How are tasks scheduled? • MetabolomiQCsR

When a new file is detected a cascade of tasks are started. This document explains what happens under the hood. Refer to “Running your own system” for more explanation of how new files are detected.

A new file has been added. Now what?

The processing queue is a multi-step process that works the following way:

Every 1 minute, given that no processing is already running, the system starts all processing operations defined by all enabled modules in prioritized order (_process_order defined in the settings in your .env file). By default the following will happen:
The module “Files” finds any new files (defined in a text file or a monitored folder; refer to “Running your own system” for details), calculates the MD5 checksum of the files and adds them to the database. This is done 20 files at a time to avoid losing all results if an unforeseen error in a few files causes the processing to fail. This runs until all new files have been added to the database. This takes approximately the time it takes to read the raw files for MD5 checksum calculation; typically a few seconds per file with files ofa similar size as in the demo.
The module “FileInfo” parses the filenames and extracts the true analysis date/time.

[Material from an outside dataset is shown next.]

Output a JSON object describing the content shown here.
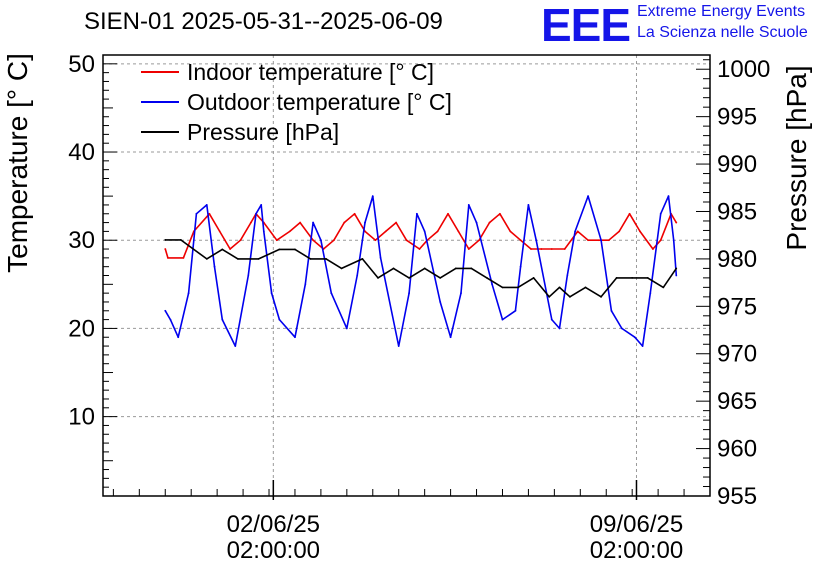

This is done for the newest files first in batches of up to 200 files for the same reason of robustness as above.
The module “FileSchedule” schedules the files for processing by all active modules that have file processing enabled (_schedule in the .env file). Currently the three modules that processes files are “TrackCmp”, “Contaminants” and the new “Warner”. “TrackCmp” runs first.
The module “TrackCmp” processes files. The files are first sorted by date and the newest files processed first, to make sure that the most current data is presented first. A possible backlog (if for example old files are added manually) of files are then processed.
To reduce overhead while keeping memory usage predictable, 10 files are processed together (meaning in the same call to the peak-picker) and a maximum of 10 batches are processed before the system again checks (step 1) for possible new files that will then be prioritized.
The module “Contaminants” runs. Similarly to “TrackCmp”, “Contaminants” analyses files in batches of 10 and writes intensity values for all known contaminants to the database.
The module “Warner” runs. This is fast and considers all files at once. Any file violation a rule will be mentioned in the generated email. A file will only be warned about once.

If you update settings in any of the modules (for example add more compounds to track) the new settings are only applied going forward. If you want to re-process the files already processed the processing queue for those files need to be reset in the database (currently manually).